For the record, Facebook Credits are, according to the company, a virtual currency consumers can use to buy virtual goods in any games or apps of the Facebook platform that accept payments. Facebook Credits can be purchased directly from within an app using a credit card, PayPal, mobile phone and other local payment methods. While they’ve gone largely unnoticed in the public forum, the practice is getting new attention for its inclusion in the company’s public filing.
For the record, Facebook is still essentially a media company in the sense that it derives the bulk of its revenue from advertising. However, revenue from “payments and fees” spiked from $13 million in 2009 to $106 million in 2010—a growth spurt similar to the company’s own consumer adoption. That’s even before Facebook Credits became mandatory for nearly all game developers in July of last year.

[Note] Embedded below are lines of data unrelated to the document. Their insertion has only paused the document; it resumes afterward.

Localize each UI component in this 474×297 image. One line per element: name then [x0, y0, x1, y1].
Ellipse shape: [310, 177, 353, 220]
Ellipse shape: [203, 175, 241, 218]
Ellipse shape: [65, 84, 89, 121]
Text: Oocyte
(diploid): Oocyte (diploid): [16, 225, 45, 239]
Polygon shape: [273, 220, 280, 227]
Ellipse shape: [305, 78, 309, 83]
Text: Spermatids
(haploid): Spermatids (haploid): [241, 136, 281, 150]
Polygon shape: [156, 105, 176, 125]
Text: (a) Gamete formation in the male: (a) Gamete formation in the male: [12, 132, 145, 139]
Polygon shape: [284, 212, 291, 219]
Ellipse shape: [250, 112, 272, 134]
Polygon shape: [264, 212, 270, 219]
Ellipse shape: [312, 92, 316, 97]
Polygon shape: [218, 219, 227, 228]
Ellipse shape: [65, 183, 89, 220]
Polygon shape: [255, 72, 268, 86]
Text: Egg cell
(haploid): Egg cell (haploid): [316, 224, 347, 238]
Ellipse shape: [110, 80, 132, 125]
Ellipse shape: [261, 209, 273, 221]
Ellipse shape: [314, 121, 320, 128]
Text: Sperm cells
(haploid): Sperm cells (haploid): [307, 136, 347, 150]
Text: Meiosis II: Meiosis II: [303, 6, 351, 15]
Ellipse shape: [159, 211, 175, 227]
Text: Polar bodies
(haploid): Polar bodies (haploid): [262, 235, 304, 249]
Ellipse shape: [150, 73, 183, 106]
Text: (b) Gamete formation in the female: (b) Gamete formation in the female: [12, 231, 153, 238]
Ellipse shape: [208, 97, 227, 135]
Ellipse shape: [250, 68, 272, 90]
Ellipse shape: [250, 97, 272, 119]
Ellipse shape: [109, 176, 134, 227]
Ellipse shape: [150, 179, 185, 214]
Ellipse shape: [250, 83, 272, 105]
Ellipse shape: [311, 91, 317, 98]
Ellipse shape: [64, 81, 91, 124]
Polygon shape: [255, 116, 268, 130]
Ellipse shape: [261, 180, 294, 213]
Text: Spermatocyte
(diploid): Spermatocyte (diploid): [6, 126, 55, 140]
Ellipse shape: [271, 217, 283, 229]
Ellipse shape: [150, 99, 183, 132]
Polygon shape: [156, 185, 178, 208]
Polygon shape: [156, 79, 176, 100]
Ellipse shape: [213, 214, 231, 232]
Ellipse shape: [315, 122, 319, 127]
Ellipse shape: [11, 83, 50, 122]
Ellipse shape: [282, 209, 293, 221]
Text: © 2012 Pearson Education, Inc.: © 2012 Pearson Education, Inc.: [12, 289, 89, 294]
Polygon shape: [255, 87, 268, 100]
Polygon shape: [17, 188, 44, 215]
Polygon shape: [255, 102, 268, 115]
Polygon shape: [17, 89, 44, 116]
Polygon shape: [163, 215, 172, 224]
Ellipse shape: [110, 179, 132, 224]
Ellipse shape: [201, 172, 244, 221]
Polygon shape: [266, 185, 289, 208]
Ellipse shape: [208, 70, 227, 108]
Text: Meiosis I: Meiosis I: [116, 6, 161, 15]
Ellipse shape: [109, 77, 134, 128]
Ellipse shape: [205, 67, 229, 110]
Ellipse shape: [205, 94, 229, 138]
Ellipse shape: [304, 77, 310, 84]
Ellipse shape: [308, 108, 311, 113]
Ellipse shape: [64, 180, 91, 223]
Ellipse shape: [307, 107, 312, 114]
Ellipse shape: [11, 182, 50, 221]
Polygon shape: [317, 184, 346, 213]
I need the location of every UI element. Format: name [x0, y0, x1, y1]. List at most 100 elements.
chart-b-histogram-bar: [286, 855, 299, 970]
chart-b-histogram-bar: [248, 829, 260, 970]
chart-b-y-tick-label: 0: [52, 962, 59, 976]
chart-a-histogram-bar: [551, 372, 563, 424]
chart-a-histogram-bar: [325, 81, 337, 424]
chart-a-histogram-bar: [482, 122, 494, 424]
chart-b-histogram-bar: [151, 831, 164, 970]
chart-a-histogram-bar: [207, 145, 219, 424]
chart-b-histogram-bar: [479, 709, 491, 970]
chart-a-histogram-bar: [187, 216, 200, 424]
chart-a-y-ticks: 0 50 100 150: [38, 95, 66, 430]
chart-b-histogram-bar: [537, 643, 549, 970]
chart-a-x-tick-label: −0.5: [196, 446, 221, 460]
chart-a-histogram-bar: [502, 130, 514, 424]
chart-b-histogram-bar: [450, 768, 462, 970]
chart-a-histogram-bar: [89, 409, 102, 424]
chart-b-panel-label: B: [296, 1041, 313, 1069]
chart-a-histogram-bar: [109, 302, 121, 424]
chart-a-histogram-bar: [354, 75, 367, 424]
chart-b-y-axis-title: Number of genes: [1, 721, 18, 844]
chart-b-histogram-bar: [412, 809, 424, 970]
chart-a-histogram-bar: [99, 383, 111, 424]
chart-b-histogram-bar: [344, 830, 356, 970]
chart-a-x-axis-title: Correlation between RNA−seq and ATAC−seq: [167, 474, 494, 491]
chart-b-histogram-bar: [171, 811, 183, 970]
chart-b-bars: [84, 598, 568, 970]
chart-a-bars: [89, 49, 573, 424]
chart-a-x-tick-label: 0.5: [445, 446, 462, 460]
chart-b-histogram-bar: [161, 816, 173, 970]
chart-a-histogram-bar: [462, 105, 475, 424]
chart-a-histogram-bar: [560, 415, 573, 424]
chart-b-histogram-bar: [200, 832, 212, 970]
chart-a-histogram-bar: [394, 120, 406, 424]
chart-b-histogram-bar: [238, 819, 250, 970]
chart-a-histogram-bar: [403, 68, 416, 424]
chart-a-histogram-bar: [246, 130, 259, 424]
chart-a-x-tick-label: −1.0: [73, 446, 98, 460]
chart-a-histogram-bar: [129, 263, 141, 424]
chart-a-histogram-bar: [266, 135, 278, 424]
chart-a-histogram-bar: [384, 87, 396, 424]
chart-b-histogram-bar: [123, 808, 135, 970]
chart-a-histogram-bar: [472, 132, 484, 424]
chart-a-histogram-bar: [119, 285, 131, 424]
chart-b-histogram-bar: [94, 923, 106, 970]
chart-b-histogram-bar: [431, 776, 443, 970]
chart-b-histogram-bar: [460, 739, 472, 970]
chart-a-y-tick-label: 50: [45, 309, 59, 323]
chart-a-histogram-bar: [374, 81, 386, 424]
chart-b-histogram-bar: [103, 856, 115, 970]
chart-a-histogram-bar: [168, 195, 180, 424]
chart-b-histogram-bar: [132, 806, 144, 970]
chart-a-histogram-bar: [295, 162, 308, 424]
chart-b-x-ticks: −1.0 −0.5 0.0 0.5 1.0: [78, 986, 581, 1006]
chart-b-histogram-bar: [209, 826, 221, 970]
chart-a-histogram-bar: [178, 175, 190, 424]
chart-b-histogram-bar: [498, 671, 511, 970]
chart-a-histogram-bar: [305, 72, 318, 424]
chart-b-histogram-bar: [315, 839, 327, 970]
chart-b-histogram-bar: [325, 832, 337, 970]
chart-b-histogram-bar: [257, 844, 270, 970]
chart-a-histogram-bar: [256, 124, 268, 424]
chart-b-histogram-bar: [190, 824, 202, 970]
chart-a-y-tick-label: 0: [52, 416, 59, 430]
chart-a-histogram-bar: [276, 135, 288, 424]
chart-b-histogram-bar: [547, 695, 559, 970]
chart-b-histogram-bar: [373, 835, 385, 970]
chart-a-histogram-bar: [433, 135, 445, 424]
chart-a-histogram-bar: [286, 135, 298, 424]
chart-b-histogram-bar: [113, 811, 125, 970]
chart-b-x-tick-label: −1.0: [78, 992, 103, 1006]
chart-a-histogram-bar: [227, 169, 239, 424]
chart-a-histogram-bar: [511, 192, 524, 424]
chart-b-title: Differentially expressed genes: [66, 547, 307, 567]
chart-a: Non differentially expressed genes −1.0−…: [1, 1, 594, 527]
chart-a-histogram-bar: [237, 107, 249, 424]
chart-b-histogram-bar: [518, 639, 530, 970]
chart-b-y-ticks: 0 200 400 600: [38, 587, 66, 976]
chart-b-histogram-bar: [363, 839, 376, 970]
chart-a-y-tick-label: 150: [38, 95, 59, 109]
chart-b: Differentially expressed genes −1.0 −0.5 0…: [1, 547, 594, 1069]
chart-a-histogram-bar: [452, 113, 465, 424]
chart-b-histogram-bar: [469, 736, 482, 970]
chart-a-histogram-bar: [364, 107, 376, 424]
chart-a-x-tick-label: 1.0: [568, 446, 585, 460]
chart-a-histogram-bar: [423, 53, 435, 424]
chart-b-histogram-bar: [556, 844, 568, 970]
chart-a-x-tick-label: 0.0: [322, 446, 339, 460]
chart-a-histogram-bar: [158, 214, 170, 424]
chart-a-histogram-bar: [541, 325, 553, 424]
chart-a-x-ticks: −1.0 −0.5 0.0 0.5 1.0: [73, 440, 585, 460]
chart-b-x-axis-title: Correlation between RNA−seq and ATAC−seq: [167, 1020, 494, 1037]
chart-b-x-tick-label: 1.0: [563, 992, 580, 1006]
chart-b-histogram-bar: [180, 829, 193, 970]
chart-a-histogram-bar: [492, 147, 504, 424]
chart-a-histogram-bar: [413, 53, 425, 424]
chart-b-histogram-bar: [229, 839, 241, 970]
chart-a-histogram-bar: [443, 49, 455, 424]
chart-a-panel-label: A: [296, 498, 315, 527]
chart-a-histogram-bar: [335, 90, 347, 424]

A couple of related factoids: first, while the best-known Facebook game developer, Zynga (the force behind FarmVille) has separate deals with other financial services providers like Discover, Facebook gets up to 30 percent of the face value of user purchases in Zynga’s games on the Facebook Platform. Even more interesting, the company acknowledges in its filing that “payments on the Facebook Platform could be considered a financial product.” In other words, the company could be classified as a financial services institution.
Wall Street, meet your newest occupant? No, Facebook isn’t likely to go head-to-head with JP Morgan Chase and Goldman Sachs, or even your neighborhood credit union, anytime soon. But banks and other financial entities would still be wise to take heed and consider options in this evolving marketplace.
No one, not even its most fervent backers, could have predicted Facebook’s astonishing ascent, from a Harvard dorm room in 2004 to a sixth of the world’s population in barely six years. In the process, it has redefined the very notion of daily human interaction, demolished geographic boundaries and age/class/gender/ethnic barriers, obliterated many distinctions between corporate and consumer communications, and played a key role in aiding democratic revolutions. Is the idea that it could fundamentally transform financial transactions really so far-fetched?
So far, it’s an open question as to what more traditional financial services firms can do to compete, even if they’re so inclined. Some analysts have suggested partnerships to, for example, launch co-branded credit cards. But that’s thinking small, and old. Facebook demands big, and new.
There are billions (literally) of consumers out there spending all that time on a platform that’s still largely a distraction. There are massive, and numerous, opportunities to monetize that. It’s time to innovate.